Raise an error on redundant definition of separator in read_csv · Issue #39823 · pandas-dev/pandas (original) (raw)

When calling read_csv and specifying both sep and delim_whitespace, or both delimiter and delim_whitespace I get a ValueError in pandas 1.3.0.dev0+713.g9f792cd903. For example:
df = pd.read_csv("my_data.csv", sep=' ', delim_whitespace=True)
and
df = pd.read_csv("my_data.csv", delimiter=' ', delim_whitespace=True)
give an error. However, when I specify both sep and delimiter, for example:
df = pd.read_csv("my_data.csv", sep=' ', delimiter='.')
sep is just silently ignored. I think it would make sense to raise an ValueError in this case as well.

Moreover, the error that is raised today gives the message Specified a delimiter with both sep and delim_whitespace=True; you can only specify one. regardless of whether I specify sep or delimiter together with delim_whitespace. I think it should be changed to Specified a delimiter with both delimiter and delim_whitespace=True; you can only specify one. when delimiter is used.

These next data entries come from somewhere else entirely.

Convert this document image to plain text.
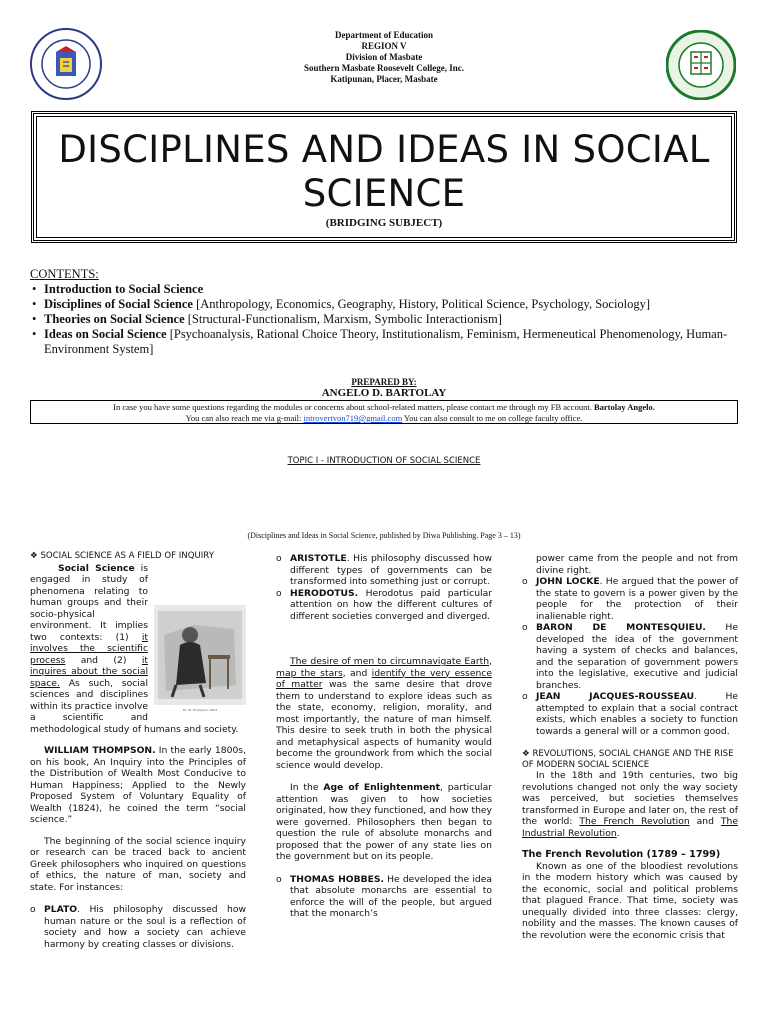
Department of Education
REGION V
Division of Masbate
Southern Masbate Roosevelt College, Inc.
Katipunan, Placer, Masbate
DISCIPLINES AND IDEAS IN SOCIAL
SCIENCE
(BRIDGING SUBJECT)
CONTENTS:
• Introduction to Social Science
• Disciplines of Social Science [Anthropology, Economics, Geography, History, Political Science, Psychology, Sociology]
• Theories on Social Science [Structural-Functionalism, Marxism, Symbolic Interactionism]
• Ideas on Social Science [Psychoanalysis, Rational Choice Theory, Institutionalism, Feminism, Hermeneutical Phenomenology, Human-Environment System]
PREPARED BY:
ANGELO D. BARTOLAY
In case you have some questions regarding the modules or concerns about school-related matters, please contact me through my FB account. Bartolay Angelo.
You can also reach me via g-mail: introvertvon719@gmail.com You can also consult to me on college faculty office.
TOPIC I - INTRODUCTION OF SOCIAL SCIENCE
(Disciplines and Ideas in Social Science, published by Diwa Publishing. Page 3 – 13)

❖ SOCIAL SCIENCE AS A FIELD OF INQUIRY

Dr. W. Thompson 1824

Social Science is engaged in study of phenomena relating to human groups and their socio-physical environment. It implies two contexts: (1) it involves the scientific process and (2) it inquires about the social space. As such, social sciences and disciplines within its practice involve a scientific and methodological study of humans and society.

WILLIAM THOMPSON. In the early 1800s, on his book, An Inquiry into the Principles of the Distribution of Wealth Most Conducive to Human Happiness; Applied to the Newly Proposed System of Voluntary Equality of Wealth (1824), he coined the term “social science.”

The beginning of the social science inquiry or research can be traced back to ancient Greek philosophers who inquired on questions of ethics, the nature of man, society and state. For instances:

o PLATO. His philosophy discussed how human nature or the soul is a reflection of society and how a society can achieve harmony by creating classes or divisions.
o ARISTOTLE. His philosophy discussed how different types of governments can be transformed into something just or corrupt.
o HERODOTUS. Herodotus paid particular attention on how the different cultures of different societies converged and diverged.

The desire of men to circumnavigate Earth, map the stars, and identify the very essence of matter was the same desire that drove them to understand to explore ideas such as the state, economy, religion, morality, and most importantly, the nature of man himself. This desire to seek truth in both the physical and metaphysical aspects of humanity would become the groundwork from which the social science would develop.

In the Age of Enlightenment, particular attention was given to how societies originated, how they functioned, and how they were governed. Philosophers then began to question the rule of absolute monarchs and proposed that the power of any state lies on the government but on its people.

o THOMAS HOBBES. He developed the idea that absolute monarchs are essential to enforce the will of the people, but argued that the monarch’s

power came from the people and not from divine right.

o JOHN LOCKE. He argued that the power of the state to govern is a power given by the people for the protection of their inalienable right.
o BARON DE MONTESQUIEU. He developed the idea of the government having a system of checks and balances, and the separation of government powers into the legislative, executive and judicial branches.
o JEAN JACQUES-ROUSSEAU. He attempted to explain that a social contract exists, which enables a society to function towards a general will or a common good.

❖ REVOLUTIONS, SOCIAL CHANGE AND THE RISE OF MODERN SOCIAL SCIENCE

In the 18th and 19th centuries, two big revolutions changed not only the way society was perceived, but societies themselves transformed in Europe and later on, the rest of the world: The French Revolution and The Industrial Revolution.

The French Revolution (1789 – 1799)

Known as one of the bloodiest revolutions in the modern history which was caused by the economic, social and political problems that plagued France. That time, society was unequally divided into three classes: clergy, nobility and the masses. The known causes of the revolution were the economic crisis that
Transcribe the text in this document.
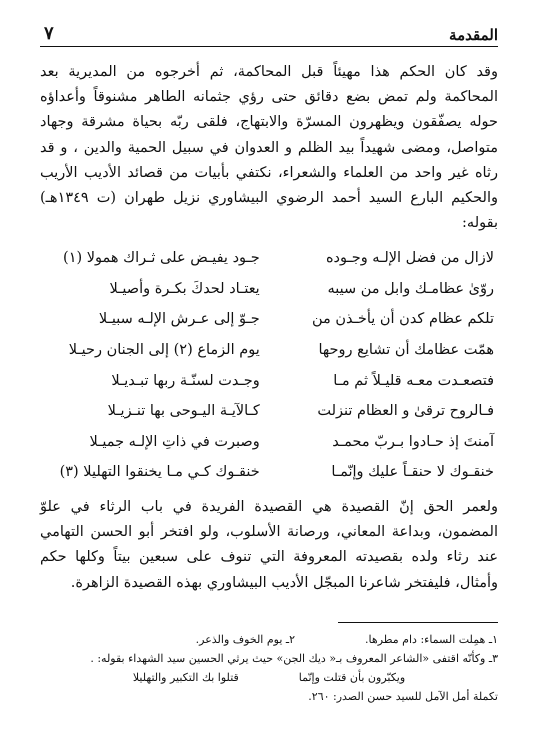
المقدمة
٧
وقد كان الحكم هذا مهيئاً قبل المحاكمة، ثم أخرجوه من المديرية بعد المحاكمة ولم تمض بضع دقائق حتى رؤي جثمانه الطاهر مشنوقاً وأعداؤه حوله يصفّقون ويظهرون المسرّة والابتهاج، فلقى ربّه بحياة مشرقة وجهاد متواصل، ومضى شهيداً بيد الظلم و العدوان في سبيل الحمية والدين ، و قد رثاه غير واحد من العلماء والشعراء، نكتفي بأبيات من قصائد الأديب الأريب والحكيم البارع السيد أحمد الرضوي البيشاوري نزيل طهران (ت ١٣٤٩هـ) بقوله:
لازال من فضل الإلـه وجـوده
جـود يفيـض على ثـراك همولا (١)
روّىٰ عظامـك وابل من سيبه
يعتـاد لحدكَ بكـرة وأصيـلا
تلكم عظام كدن أن يأخـذن من
جـوّ إلى عـرش الإلـه سبيـلا
همّت عظامك أن تشايع روحها
يوم الزماع (٢) إلى الجنان رحيـلا
فتصعـدت معـه قليـلاً ثم مـا
وجـدت لسنّـة ربها تبـديـلا
فـالروح ترقىٰ و العظام تنزلت
كـالآيـة اليـوحى بها تنـزيـلا
آمنتَ إذ حـادوا بـربّ محمـد
وصبرت في ذاتِ الإلـه جميـلا
خنقـوك لا حنقـاً عليك وإنّمـا
خنقـوك كـي مـا يخنقوا التهليلا (٣)
ولعمر الحق إنّ القصيدة هي القصيدة الفريدة في باب الرثاء في علوّ المضمون، وبداعة المعاني، ورصانة الأسلوب، ولو افتخر أبو الحسن التهامي عند رثاء ولده بقصيدته المعروفة التي تنوف على سبعين بيتاً وكلها حكم وأمثال، فليفتخر شاعرنا المبجّل الأديب البيشاوري بهذه القصيدة الزاهرة.
١ـ همِلت السماء: دام مطرها.
٢ـ يوم الخوف والذعر.
٣ـ وكأنّه اقتفى «الشاعر المعروف بـ« ديك الجن» حيث يرثي الحسين سيد الشهداء بقوله: .
ويكبّرون بأن قتلت وإنّما
قتلوا بك التكبير والتهليلا
تكملة أمل الآمل للسيد حسن الصدر: ٢٦٠.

Describe the solution you'd like

Raise a ValueError when both sep and delimiter are used to specify the separator for read_csv.

Change the message "Specified a delimiter with both sep and delim_whitespace=True; you can only specify one." to "Specified a delimiter with both delimiter and delim_whitespace=True; you can only specify one." when both delimiter and delim_whitespace are specified.

API breaking implications

This will "break" code that specify both sep and delimiter. However, it is consistent with the behavior when you specify one of those parameters together with delim_whitespace. Moreover, a similar change has been done at some time between pandas 0.25.3 (the latest version provided by aptitude) and the development version. In the former
pd.read_csv("my_data.csv", delim_whitespace=True, sep=',')
doesn't cause a ValueError, but in the latter it does.

Describe alternatives you've considered

An alternative could be to issue a warning instead of an error, but an error is more consistent with the current behavior for the combination of delim_whitespace and (sep or delimiter).